The authors: Arjun Ramani is the global business and economics correspondent at The Economist. Zhengdong Wang is a research engineer at Google DeepMind. Views our own and not those of our employers.

We are grateful to Hugh Zhang for excellent edits. We also thank Will Arnesen, Mike Webb, Basil Halperin, Tom McGrath, Nathalie Bussemaker, and Vijay Viswanathan for reading drafts, and many others for helpful discussions.


  1. See the discussion between Tom Davidson and Ben Jones in Jones’s review of Davidson, which we note is probably the best countercase to our arguments. 

  2. Baumol and the economist William Bowen famously used the Schubert string quartet as an example of a stagnant sector for which labor remained essential. The exact numbers for how much growth in one sector contributes to aggregate growth depends on the price and income elasticities of demand for the outputs of both sectors. 
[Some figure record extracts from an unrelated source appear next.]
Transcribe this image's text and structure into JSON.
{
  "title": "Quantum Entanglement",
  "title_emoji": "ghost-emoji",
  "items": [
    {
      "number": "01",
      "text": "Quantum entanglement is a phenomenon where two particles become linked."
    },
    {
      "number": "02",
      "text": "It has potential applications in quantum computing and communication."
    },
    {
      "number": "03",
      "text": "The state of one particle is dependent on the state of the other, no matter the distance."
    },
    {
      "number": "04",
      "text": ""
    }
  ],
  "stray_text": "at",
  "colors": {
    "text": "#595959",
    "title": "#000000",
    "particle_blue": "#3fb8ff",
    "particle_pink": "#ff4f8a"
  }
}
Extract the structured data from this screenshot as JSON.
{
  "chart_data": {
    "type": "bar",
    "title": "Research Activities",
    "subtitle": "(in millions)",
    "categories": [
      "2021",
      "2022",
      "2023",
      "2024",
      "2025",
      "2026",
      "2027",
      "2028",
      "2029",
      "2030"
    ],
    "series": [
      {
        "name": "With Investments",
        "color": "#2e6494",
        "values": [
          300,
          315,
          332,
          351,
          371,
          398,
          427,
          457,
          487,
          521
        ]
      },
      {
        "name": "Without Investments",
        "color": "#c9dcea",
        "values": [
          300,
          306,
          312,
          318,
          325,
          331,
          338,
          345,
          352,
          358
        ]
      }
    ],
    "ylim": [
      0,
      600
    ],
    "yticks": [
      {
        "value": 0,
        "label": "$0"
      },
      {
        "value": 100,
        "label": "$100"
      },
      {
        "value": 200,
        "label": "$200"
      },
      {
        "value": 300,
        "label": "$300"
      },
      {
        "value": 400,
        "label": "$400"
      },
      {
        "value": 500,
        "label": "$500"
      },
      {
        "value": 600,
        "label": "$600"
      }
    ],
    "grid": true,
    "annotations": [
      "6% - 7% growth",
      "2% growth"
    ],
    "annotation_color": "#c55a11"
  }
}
  3. Acemoglu, Autor, and Patterson provide numerous historical examples of bottlenecking: “breakthroughs in automotive technology cannot be achieved solely with improvements in engine management software and safety sensors, but will also require complementary improvements in energy storage, drivetrains, and tire adhesion… when some of those innovations, say batteries, do not keep pace with the rest, we may simultaneously observe rapid technological progress in a subset of inputs and yet slow productivity growth in the aggregate.” 

  4. A similar concept exists in computer science. Gustafson’s law shows that sequential tasks set theoretical limits on the gains from parallel computing (though one can of course use the leftover parallelizable resources to complete other tasks). 

  5. Matt Clancy most recently discusses the idea of bottlenecking in a debate with Tamay Besiroglu in Asterisk Magazine

  6. A caveat here. The problem arises when sequence models condition on their past outputs to produce new outputs, such as imitating an expert policy when learning from offline data. Online reinforcement learning treats agent actions as causal interventions and is one way to solve this problem. But this returns us to the sample efficiency and deployment challenges of reinforcement learning. At the moment it seems we can fully reap the benefits of only one of massive pre-training and interactive decision-making. Integrating causality into AI research is a project whose champions include Yoshua Bengio

  7. Erik Brynjolfsson makes a related point in his essay “The Turing Trap.” If the ancient Greeks had built automatons that could perform all work-related tasks from herding sheep to making clay pottery, labor productivity would certainly go up. But the living standards of ancient Greeks would still be nowhere where they are today. That requires technology that can perform tasks humans were never able to do in the first place. It is certainly plausible that AI does this (in fact it already has in some domains). But the thought experiment does suggest that producing “human-like” AI may not by itself radically boost productivity growth.